Re: lots of unplugged by timer normal or abnormal?

"Alan D. Brunelle" <Alan.Brunelle@xxxxxx> · Tue, 06 Oct 2009 16:20:32 -0400

On Tue, 2009-10-06 at 13:08 -0700, Simon Kirby wrote:
> On Tue, Oct 06, 2009 at 03:50:45PM -0400, Alan D. Brunelle wrote:
> 
> > This looks pretty bad - could you tell me what distro you are running on
> > as a base? And did this happen before 2.6.30.5 (the poor performance)?
> > And could you provide a more complete snippet of blktrace output
> > (showing a handful of complete ops)?
> 
> Hi, Alan!
> 
> The poor performance has been ongoing for some time (these boxes were
> built circa 2.6.26, and we hit a number of issues along the way -- 2.6.30
> was the first stable kernel for serving files via nfsd, even with EXT3).
> 
> I'm figuring the majority of the performance issue are actually with the
> AOE driver or the Coraid queue scheduling or RAID implementation, but I
> figured that unplugging by timer maybe shouldn't happen even regardless
> of how slow the underlying "device" is, hence my email.
> 
> It's amd64 Debian lenny (not sure why that matters), 16 GB of RAM, about
> and a whole bunch of AOE storage, chopped up via DM, mostly using XFS as
> a file system, served via knfsd.  "iostat -x -k 1" shows 100% utilization
> fairly often for this particular device.

Coincidentally I was investigating something similar w/ RHEL 5.4 at this
very moment - just wanted to know if that was a common denominator.

Could you run the attached SystemTap script and send out the output?
[You may have to get `systemtap' though...]

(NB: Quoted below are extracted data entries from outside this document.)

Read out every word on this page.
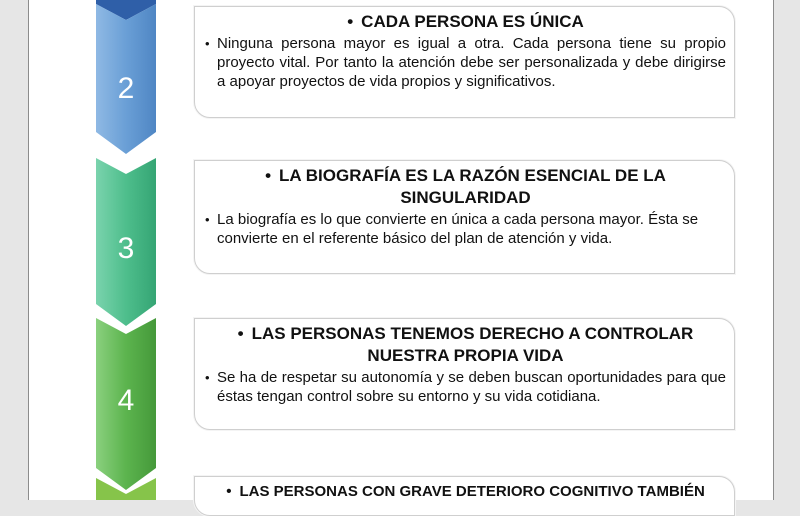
2
• CADA PERSONA ES ÚNICA
• Ninguna persona mayor es igual a otra. Cada persona tiene su propio proyecto vital. Por tanto la atención debe ser personalizada y debe dirigirse a apoyar proyectos de vida propios y significativos.
3
• LA BIOGRAFÍA ES LA RAZÓN ESENCIAL DE LA
SINGULARIDAD
• La biografía es lo que convierte en única a cada persona mayor. Ésta se convierte en el referente básico del plan de atención y vida.
4
• LAS PERSONAS TENEMOS DERECHO A CONTROLAR
NUESTRA PROPIA VIDA
• Se ha de respetar su autonomía y se deben buscan oportunidades para que éstas tengan control sobre su entorno y su vida cotidiana.
• LAS PERSONAS CON GRAVE DETERIORO COGNITIVO TAMBIÉN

I'll try to get some time to look at your traces - might not be until
tomorrow though...

Thanks,
Alan
#! /usr/bin/env stap

global n, plug_stacks

probe kernel.function("blk_plug_device") {
        if ((n ++ % 0xff) == 0) {
                plug_stacks[backtrace()] ++
        }
}

probe begin {
        printf("Collecting traces\n")
}

probe timer.sec(20) {
        foreach (stack in plug_stacks- limit 5) {
                printf("%d:\n", plug_stacks[stack])
                print_stack(stack)
        }
        exit()
}